The Edge of Guilt

Prologue

As his mind cleared, the pain returned. Pain like he had never felt before, searing through his legs, his knees destroyed. He struggled to free himself, but he was strapped to a pallet, resting against a tree. The wire cutting deep into his wrists and ankles. And as his mind cleared, his vision cleared from the bright light of the dream to the darkness of the rain-soaked wood at midnight, and he remembered. And as he remembered, he heard the voices, low and muffled inside their black balaclava helmets. Protestant, East Belfast accents as clear as if they were wearing their team colours.

‘Shall we call it a day?’

‘Did he talk?’ There was no reply. Then from the darkness, Sean Kylie could see two more torches moving, and he knew this was near the end, and for the first time since he married, he thanked God.

‘You’re a harder man than my lads thought Mr Kylie.’ He knew his mind must have wandered, this was a Derry accent, soft and familiar; and for a second, he thought the torture was at an end.
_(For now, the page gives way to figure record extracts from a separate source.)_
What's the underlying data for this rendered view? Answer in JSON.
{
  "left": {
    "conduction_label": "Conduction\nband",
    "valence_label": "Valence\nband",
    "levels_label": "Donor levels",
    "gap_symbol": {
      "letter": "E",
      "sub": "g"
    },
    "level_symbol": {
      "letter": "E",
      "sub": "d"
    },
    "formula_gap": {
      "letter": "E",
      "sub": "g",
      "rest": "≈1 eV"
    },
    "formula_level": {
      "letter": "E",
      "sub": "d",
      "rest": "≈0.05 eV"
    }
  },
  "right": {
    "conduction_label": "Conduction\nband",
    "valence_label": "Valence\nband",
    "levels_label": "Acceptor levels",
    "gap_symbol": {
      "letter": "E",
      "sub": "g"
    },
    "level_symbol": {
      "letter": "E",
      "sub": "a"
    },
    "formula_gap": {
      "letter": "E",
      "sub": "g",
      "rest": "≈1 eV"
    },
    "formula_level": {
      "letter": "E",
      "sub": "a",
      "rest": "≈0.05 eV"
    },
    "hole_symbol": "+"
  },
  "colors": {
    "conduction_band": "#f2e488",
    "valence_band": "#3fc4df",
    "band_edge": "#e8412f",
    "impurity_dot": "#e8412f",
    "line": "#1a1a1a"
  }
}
‘The lads tell me that you’ve said nothing. That’s a shame; you could have saved all this bother and awkwardness.’ Kylie could feel the bile in his throat, and if he could find the strength, he would spit it at the shape.
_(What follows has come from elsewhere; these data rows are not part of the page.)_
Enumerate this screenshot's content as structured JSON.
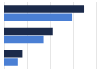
{
  "chart_data": {
    "type": "bar",
    "orientation": "horizontal",
    "categories": [
      null,
      null,
      null
    ],
    "series": [
      {
        "color": "#1b2a4a",
        "values": [
          87,
          53,
          20
        ]
      },
      {
        "color": "#4a7fd4",
        "values": [
          74,
          43,
          15
        ]
      }
    ],
    "xlim": [
      0,
      100
    ],
    "xticks": [
      0,
      25,
      50,
      75,
      100
    ],
    "grid": true,
    "tick_labels": false
  }
}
‘The thing is, Mr Kylie, the lads just wanted to you to tell them what you’ve found out. I know what’s on your mind. What you’ve been trying to tell me. I’ve always known, but the youth of today, they don’t trust anybody. Not even me. So they wanted to hear it from your own lips.’ The voice was so close that Sean Kylie could feel the warmth of his breath; smell the stale cigarettes. Oddly, it gave him some comfort. Then he recognised another smell; fear and frustration, and that gave him more heart. But there was another smell as well; aftershave, sweet and sickly. It was a smell he remembered, but as he struggled to put a face to it, his vision blurred into another dream.

Sean Kylie never heard the final shot.